Reflection on the lecture:
We were told of the Bradford Development Lecture (BDL) during the orientation week last September and after watching the last lecture given by Dr. Ha-Joon Chang, I began to look forward to this year’s lecture. I got excited when we were informed of the date for the 21st BDL, quickly registering for the event. The topic for the lecture drew my attention due to its relevance with the course I am studying as well as the challenges we face as developing country.
The lecture, given by Dr José Manuel Salazar-Xirinachs, was on Productive Development Policies for Inclusive Growth and More and Better Jobs. He first talked of the quest for inclusive growth and gave 7 characteristics of what it looks like before going into the role played by productive development policies in achieving such growth. By looking at Latin America, he showed how growth had not been inclusive making the case for formulation of industrial policies that would accelerate learning and catch up growth through partnership between the private and public sectors.
The rise of industrial policies in development discourse is based on the understanding that no country has developed without proactive government policies that affect economic structure. This was mentioned by Dr. Chang in the 20th BDL and Dr. Salazar-Xirinachs highlighted several papers that have contributed to the discussion. The challenge, however, is the formulation of policies that can lead to inclusive growth. This can, in part, be addressed by ensuring that industrial policies- or productive development policies (PDP) as Dr. Salazar-Xirinachs preferred to call them- designed and implemented learning strategies.
The lecture gave examples of 4 countries that had implemented productive development policies all with different characteristics. For example, for South Korea the goal was productivity growth which was achieved through close coordination of education and vocational training with industrial policies. Whereas for Brazil, the national development bank was used to lead policy development and financing of its implementation. There is, therefore, no one-size fits all application of productive development policies.

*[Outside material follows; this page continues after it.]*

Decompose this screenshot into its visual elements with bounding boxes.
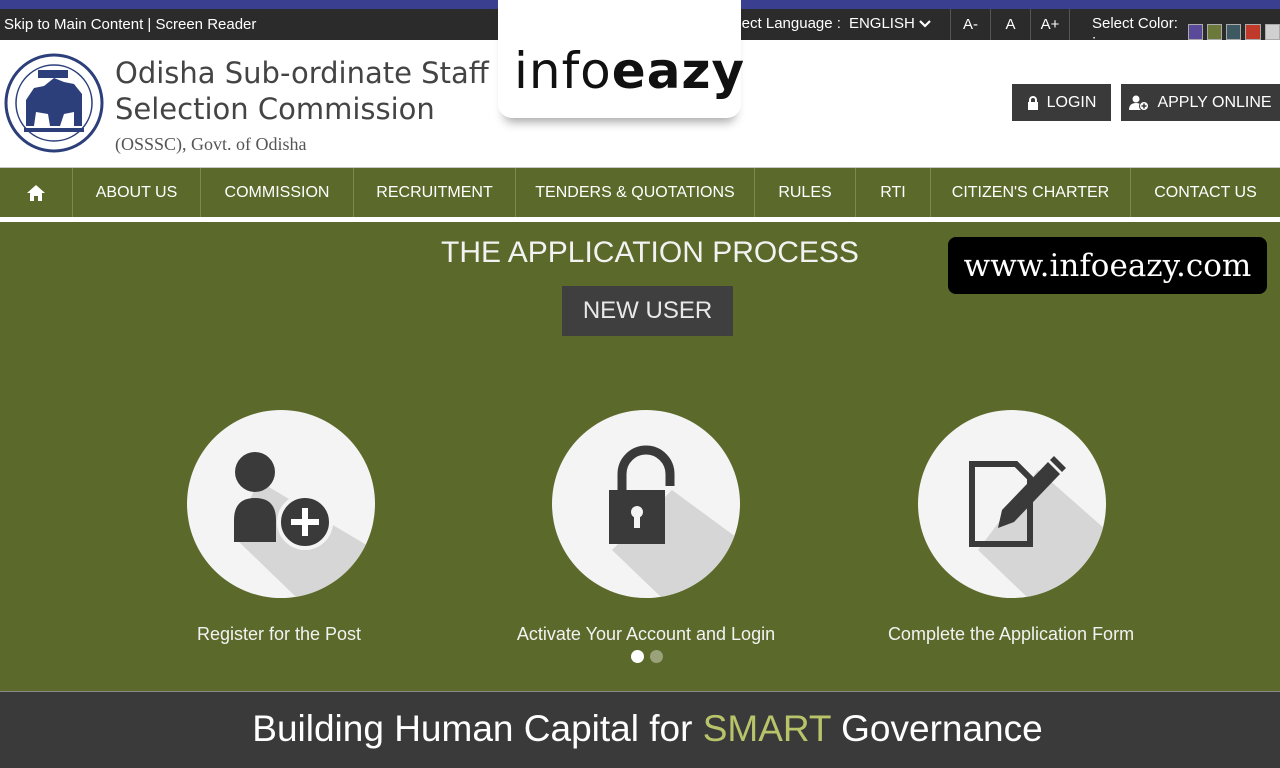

Institutions are a key factor in the successful implementation of PDPs. In particular, knowledge and capabilities in the bureaucracy to design, implement and monitor PDPs are success key factors. Coming from a developing country, I saw this as perhaps the biggest challenge to effective PDPs and Dr. Salazar-Xirinachs pointed out that this capacity needs to be developed.

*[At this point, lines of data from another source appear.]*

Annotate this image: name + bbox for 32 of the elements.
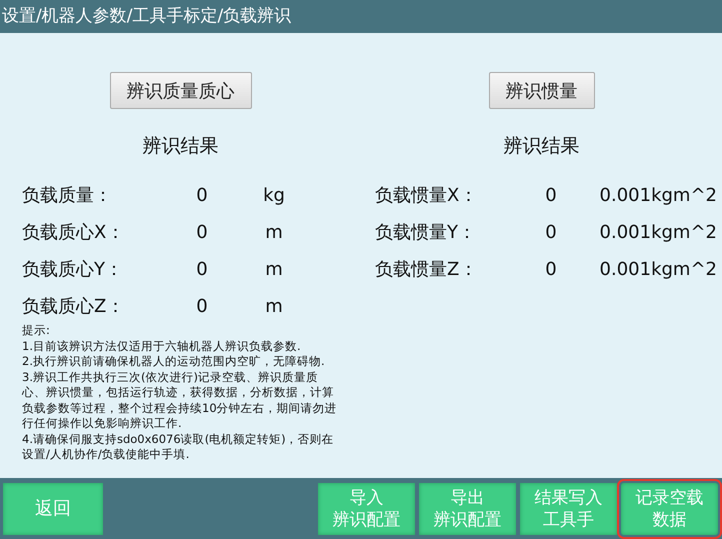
parameter-value: 0 <box>544 222 558 242</box>
parameter-unit: m <box>264 296 284 316</box>
parameter-value: 0 <box>195 222 209 242</box>
result-heading: 辨识结果 <box>142 134 218 159</box>
identify-button[interactable]: 辨识质量质心 <box>110 72 252 109</box>
parameter-label: 负载质量： <box>22 184 113 207</box>
action-button[interactable]: 导入 辨识配置 <box>318 483 415 535</box>
parameter-label: 负载质心Z： <box>22 295 126 318</box>
back-button[interactable]: 返回 <box>3 483 103 535</box>
identify-button[interactable]: 辨识惯量 <box>488 72 594 109</box>
parameter-label: 负载惯量X： <box>375 184 478 207</box>
parameter-value: 0 <box>195 258 209 280</box>
action-button[interactable]: 结果写入 工具手 <box>520 483 617 535</box>
parameter-label: 负载惯量Z： <box>375 258 478 281</box>
parameter-unit: 0.001kgm^2 <box>598 184 717 206</box>
parameter-unit: m <box>264 258 284 280</box>
parameter-label: 负载惯量Y： <box>375 221 477 244</box>
parameter-unit: m <box>264 222 284 242</box>
parameter-value: 0 <box>195 296 209 316</box>
parameter-label: 负载质心X： <box>22 221 126 244</box>
action-button[interactable]: 导出 辨识配置 <box>419 483 516 535</box>
parameter-value: 0 <box>195 184 209 206</box>
parameter-value: 0 <box>544 184 558 206</box>
parameter-unit: 0.001kgm^2 <box>598 258 717 280</box>
parameter-unit: 0.001kgm^2 <box>598 222 717 242</box>
parameter-unit: kg <box>262 184 286 206</box>
action-button[interactable]: 记录空载 数据 <box>621 483 718 535</box>
parameter-value: 0 <box>544 258 558 280</box>
result-heading: 辨识结果 <box>504 134 580 159</box>
breadcrumb-title: 设置/机器人参数/工具手标定/负载辨识 <box>0 0 722 33</box>
parameter-label: 负载质心Y： <box>22 258 124 281</box>
hint-text: 提示: 1.目前该辨识方法仅适用于六轴机器人辨识负载参数. 2.执行辨识前请确保机器人的运动范围内空旷，无障碍物. 3.辨识工作共执行三次(依次进行)记录空载、辨识质量质心、辨识惯量，包括运行轨迹，获得数据，分析数据，计算负载参数等过程，整个过程会持续10分钟左右，期间请勿进行任何操作以免影响辨识工作. 4.请确保伺服支持sdo0x6076读取(电机额定转矩)，否则在设置/人机协作/负载使能中手填. <box>22 323 338 462</box>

Another challenge is with respect to structural transformation of developing countries given the existing global economic realities. I raised this question with Dr. Salazar-Xirinachs on how developing countries in Sub-Saharan Africa (SSA) can embark on a path of structural transformation moving from being agriculture based through industrialisation to relying on services. The challenge is especially given the dominance of China in the production of manufactured goods and the rising importance of the service sector in African economies.
In his enlightening response he was looking at the trend of increasing wages in China that would potentially mean that the country will price itself out of labour intensive manufacturing and provide an opportunity for others to take its place on the world market. Additionally, although there are some services that are high in productivity, others have got the potential to create jobs and this is enhanced by a growing middle class that can spur growth in services.
The 21st Bradford Development Lecture was a great experience and provided great insight into a subject that is important for formulation of effective strategies to achieve the Sustainable Development Goals that will be agreed upon later this year.